To: mishedlo who wrote (17854)1/2/2002 9:03:36 PM
From: ajtj99  Respond to of 99280
 
Haven't done that one, Mish. It's too smart for me to have thought of doing it <G>.

Actually, it has the potential to be a winner if we go up early, but if we correct late January or Feb, you're SOL. I think a correction late is probably more likely, BWDIK.

I looked at V-man's chart tonight, and a thought came to me (amazingly enough). What if we rally to NDX 1634 or so by Friday and pull back to NDX 1550 by the middle of next week? That would set up a touch to the H&S neckline at 41 QQQ by late this week, a drop to Bollinger Band support, and a bounce back to the neckline at possibly 42 or 42.50 to get us slightly above Max Pain.

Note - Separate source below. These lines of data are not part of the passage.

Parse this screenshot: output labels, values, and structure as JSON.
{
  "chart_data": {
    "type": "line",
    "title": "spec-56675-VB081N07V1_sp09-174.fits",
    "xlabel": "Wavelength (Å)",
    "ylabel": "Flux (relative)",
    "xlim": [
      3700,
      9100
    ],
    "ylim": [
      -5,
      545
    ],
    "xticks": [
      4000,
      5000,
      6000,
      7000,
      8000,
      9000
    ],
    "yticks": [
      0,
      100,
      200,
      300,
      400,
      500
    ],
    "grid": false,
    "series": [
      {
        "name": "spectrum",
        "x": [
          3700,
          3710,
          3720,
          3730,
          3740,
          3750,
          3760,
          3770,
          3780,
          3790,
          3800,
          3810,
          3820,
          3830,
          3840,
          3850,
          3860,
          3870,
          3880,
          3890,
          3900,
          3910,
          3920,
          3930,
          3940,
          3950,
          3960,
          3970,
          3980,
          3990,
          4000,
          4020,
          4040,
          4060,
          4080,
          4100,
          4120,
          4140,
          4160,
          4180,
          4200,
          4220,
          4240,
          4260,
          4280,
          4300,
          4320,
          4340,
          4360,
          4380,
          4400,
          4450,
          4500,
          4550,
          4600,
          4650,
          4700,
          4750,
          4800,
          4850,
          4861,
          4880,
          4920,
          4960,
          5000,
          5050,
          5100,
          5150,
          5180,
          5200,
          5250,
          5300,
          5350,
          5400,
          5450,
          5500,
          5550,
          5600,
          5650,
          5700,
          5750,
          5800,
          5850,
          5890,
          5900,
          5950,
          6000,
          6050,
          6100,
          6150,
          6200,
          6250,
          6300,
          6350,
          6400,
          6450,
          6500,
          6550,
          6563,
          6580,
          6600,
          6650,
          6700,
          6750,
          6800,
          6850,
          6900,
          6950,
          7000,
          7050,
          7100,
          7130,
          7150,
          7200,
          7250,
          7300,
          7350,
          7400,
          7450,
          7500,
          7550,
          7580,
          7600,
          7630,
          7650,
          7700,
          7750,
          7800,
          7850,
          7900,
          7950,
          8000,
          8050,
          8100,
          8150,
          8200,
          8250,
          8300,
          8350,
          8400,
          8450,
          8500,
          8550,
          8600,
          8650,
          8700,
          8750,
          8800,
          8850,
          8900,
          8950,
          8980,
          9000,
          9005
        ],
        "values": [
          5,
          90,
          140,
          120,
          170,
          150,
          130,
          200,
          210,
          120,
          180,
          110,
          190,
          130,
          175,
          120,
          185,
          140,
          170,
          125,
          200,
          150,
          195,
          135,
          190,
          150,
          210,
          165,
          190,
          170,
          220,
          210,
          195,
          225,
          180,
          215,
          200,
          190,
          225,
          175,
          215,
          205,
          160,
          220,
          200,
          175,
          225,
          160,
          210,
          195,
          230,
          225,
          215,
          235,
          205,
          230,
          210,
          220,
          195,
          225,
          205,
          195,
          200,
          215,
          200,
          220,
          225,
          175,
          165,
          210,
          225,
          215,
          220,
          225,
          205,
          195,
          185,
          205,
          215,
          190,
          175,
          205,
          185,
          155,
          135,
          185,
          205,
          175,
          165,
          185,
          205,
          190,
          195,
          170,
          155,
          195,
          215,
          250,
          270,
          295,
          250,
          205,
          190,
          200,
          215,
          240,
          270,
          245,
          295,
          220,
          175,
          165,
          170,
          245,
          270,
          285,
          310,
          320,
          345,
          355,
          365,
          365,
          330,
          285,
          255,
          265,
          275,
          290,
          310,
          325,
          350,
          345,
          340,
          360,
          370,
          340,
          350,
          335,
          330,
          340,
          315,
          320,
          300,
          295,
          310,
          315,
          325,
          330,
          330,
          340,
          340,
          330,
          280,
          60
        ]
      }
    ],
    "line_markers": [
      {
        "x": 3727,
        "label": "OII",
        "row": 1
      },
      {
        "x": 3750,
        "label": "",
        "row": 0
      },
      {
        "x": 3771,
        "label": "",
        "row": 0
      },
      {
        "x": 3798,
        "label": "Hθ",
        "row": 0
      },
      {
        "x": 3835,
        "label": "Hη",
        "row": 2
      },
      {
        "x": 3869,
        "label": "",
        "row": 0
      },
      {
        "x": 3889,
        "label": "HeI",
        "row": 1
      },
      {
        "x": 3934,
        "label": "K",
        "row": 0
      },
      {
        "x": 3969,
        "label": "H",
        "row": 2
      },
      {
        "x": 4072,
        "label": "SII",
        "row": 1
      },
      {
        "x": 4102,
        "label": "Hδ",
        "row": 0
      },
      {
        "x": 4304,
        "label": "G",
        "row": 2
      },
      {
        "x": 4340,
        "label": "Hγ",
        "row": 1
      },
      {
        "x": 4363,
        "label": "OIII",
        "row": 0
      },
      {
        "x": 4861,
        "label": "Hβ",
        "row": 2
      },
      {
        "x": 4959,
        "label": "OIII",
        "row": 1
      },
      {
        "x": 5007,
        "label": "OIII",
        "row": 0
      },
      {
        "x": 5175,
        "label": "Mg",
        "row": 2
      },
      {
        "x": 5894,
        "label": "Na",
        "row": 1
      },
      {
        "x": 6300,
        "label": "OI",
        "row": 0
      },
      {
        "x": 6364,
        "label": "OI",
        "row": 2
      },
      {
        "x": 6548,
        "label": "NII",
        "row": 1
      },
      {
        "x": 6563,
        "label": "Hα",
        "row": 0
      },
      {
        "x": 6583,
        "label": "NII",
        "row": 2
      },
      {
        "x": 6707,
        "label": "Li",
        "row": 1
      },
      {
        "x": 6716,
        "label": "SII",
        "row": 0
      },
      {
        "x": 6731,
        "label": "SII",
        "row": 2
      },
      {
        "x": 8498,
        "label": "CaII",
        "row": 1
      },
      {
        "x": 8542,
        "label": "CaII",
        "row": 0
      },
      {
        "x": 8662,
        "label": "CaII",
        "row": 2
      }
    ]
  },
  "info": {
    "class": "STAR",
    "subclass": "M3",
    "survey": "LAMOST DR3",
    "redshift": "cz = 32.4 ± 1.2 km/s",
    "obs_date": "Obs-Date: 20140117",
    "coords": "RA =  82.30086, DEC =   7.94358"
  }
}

A drop into expiration could lead to a greater correction leading to the H&S target at QQQ 35, or NDX 1430 or so and COMP 1793.

Here's his chart:

stockcharts.com



To: mishedlo who wrote (17854)1/2/2002 9:20:51 PM
From: I. N. Vester  Read Replies (1) | Respond to of 99280
 
time spreads: it's a reasonable play, but you still
have to be right on the direction and timing to make
it work well. if the near term option is in the money
at expiration, it works better if you have the $$$
to buy and deliver the underlying at expiration rather than
paying any time value to buy in the short side, which you
will have to do even on day of expiration if you buy the
short option back, tho not if it ends up out of the money
of course. of course you have to put in some more
net $$$ for the intrinsic value, but hopefully you end
up with a very low price for the remaining long side time.

if the underlying is just below the strike a few days
before expiration, for the added risk of getting caught
in a downdraft you can buy the underlying at that
price. then if the price moves above the near strike you
deliver at a profit and also get some free intrinsic
value on the remaining long option, otherwise sell the
underlying around even, or liquidate the whole position
or whatever.

i've been doing this on equities with wider spreads and I
get much better pricing when i tell my broker to buy
the spread at x cost net. their options guy often gets
me filled well e.g. both sides at the ask, vs
selling at the bid and buying at the ask, as you have to
if you buy/sell each side separately esp on issues where
there is such low opt volume so you can't get filled inside.
i trade at ubs painewebber but i imagine any broker can
take a phone order to establish a spread on net cost basis.